Pourtant, la réglementation gabonaise est stricte sur ce sujet, car un ralentisseur ne peut excéder une hauteur de plus de dix (10) centimètres. De plus, le code de la route précise qu’un ralentisseur doit être placé sur une route d’agglomération limitée à 30 kilomètres/heure, avec moins de 3000 passages par jour. Malheureusement, force est de constater que certains dos d’âne sont placés là où la limite des flux autorisés peut être dépassée. Ce qui provoque une dégradation accélérée et un risque d’accident.
Il est opportun de rappeler que, pour savoir si un dos d’âne est régulier, il faut, obligatoirement, qu’il soit annoncé par un panneau de danger à forme triangulaire, surmonté d’un panneau de limitation de vitesse à 30 km/h. Sans ces informations, sa présence pourrait représenter un danger pour tout automobiliste.

Il y a, au moins, des gens que cette situation arrange. Ce sont les garagistes qui réalisent un chiffre d’affaires assez convenable. «Certains clients, quand ils viennent, se plaignent des dos d’âne qui leur endommagent bas de caisse, amortisseurs et pots d’échappement. On ne peut les compter mais ils sont assez nombreux, les clients qui viennent pour ce problème», soutient Abou ANTCHOUET, un garagiste.

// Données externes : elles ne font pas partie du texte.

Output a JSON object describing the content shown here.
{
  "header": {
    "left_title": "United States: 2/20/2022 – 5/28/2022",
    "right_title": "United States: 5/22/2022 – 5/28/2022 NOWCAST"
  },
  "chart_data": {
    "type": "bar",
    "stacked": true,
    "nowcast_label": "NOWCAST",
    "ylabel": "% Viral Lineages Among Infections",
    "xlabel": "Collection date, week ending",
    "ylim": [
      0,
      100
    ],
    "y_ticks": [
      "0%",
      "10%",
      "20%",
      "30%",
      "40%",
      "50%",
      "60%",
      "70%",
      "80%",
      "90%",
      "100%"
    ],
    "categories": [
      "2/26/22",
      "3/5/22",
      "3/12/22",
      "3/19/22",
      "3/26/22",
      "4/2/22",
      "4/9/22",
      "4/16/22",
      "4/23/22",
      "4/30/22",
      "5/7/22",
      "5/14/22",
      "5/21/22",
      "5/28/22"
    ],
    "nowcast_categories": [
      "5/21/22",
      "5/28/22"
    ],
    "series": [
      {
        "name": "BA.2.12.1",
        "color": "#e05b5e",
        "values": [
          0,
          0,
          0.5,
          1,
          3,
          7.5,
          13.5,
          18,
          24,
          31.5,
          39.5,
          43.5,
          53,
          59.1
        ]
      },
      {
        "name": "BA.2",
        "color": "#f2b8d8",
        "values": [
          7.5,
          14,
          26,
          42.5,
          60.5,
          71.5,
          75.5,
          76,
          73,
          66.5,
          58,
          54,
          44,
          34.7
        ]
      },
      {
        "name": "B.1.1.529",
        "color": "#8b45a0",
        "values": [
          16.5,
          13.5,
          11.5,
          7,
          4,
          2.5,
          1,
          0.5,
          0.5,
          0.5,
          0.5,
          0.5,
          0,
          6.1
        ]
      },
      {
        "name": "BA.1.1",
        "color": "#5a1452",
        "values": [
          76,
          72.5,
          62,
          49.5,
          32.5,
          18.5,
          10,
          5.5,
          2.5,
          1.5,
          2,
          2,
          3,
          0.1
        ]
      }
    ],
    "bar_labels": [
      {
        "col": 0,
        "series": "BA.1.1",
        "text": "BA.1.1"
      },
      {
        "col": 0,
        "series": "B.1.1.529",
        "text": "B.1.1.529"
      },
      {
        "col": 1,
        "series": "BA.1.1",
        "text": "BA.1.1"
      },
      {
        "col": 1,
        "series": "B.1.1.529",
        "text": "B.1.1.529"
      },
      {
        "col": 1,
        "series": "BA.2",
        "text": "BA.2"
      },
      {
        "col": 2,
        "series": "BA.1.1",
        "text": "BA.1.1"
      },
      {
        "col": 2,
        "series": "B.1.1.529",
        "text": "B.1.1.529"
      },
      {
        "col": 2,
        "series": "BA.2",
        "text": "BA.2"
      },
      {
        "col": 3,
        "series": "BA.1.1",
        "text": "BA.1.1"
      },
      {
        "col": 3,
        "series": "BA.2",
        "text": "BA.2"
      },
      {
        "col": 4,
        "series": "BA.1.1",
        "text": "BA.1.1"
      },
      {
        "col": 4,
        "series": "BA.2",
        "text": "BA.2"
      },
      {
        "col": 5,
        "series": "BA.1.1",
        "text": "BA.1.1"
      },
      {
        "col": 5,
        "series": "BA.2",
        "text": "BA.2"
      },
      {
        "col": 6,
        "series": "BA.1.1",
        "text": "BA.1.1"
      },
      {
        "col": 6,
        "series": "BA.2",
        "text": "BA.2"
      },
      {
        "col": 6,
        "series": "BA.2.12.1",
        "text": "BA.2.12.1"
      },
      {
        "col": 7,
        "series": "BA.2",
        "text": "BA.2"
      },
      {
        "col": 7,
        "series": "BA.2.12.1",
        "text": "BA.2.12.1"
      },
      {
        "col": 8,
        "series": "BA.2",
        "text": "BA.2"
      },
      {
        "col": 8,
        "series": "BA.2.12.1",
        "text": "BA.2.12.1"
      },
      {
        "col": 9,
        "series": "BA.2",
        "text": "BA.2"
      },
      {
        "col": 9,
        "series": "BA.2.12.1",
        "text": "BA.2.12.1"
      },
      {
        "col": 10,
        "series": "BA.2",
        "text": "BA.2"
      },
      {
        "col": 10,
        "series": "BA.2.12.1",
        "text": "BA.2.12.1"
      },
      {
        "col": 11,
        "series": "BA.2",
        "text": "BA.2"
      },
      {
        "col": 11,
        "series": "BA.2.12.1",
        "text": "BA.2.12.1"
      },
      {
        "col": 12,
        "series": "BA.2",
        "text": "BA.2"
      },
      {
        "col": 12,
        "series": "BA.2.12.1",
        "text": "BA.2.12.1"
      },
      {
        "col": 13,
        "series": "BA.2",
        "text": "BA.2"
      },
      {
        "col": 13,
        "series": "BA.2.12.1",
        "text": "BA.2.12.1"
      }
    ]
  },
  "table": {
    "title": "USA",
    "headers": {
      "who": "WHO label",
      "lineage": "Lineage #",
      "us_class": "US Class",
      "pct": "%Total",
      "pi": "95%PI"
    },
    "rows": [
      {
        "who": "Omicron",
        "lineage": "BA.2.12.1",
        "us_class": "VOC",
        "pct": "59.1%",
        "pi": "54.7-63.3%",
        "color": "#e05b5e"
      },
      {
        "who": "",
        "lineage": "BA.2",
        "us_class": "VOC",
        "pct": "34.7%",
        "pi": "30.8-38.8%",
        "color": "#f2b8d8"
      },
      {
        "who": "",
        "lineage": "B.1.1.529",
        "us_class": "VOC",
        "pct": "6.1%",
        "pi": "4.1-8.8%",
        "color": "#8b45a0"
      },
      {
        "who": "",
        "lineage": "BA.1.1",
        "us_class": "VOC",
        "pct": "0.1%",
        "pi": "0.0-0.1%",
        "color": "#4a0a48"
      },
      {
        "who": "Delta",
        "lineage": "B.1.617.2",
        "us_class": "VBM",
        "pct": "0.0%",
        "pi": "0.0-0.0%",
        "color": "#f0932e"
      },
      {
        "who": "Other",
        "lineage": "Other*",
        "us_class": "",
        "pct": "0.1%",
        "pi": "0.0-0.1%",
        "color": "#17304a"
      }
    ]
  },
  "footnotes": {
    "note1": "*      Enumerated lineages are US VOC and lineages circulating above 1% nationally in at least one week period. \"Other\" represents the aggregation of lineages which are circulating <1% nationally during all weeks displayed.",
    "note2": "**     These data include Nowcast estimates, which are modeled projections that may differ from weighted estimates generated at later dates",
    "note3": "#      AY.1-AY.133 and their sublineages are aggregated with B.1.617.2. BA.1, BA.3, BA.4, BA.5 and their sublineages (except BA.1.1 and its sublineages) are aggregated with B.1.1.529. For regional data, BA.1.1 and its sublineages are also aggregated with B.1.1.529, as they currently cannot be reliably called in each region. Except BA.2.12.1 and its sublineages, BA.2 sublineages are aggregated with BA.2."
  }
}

Le panneau d’information de la réserve d’un dos d’âne, C27, est installé à hauteur du ralentisseur. Le marquage au sol réglementaire est composé de 3 triangles blancs sur chaque voie, les pointes orientées dans le sens de circulation. Après le dos d’âne ou le cassis, le panneau B33 de fin de limitation de 30 km/h annonce la fin de la zone de ralentissement. Autant d’indication qui ne sont nullement respectées au Gabon. Tout particulièrement, dans le grand Libreville où les dos d’âne sont installés vaille que vaille. Certains, notamment aux abords d’établissements scolaires, sont même recouverts de passages piétons, ce qui est pourtant interdit. Vivement que les autorités compétentes du ministère des Transports se penchent sur cette question.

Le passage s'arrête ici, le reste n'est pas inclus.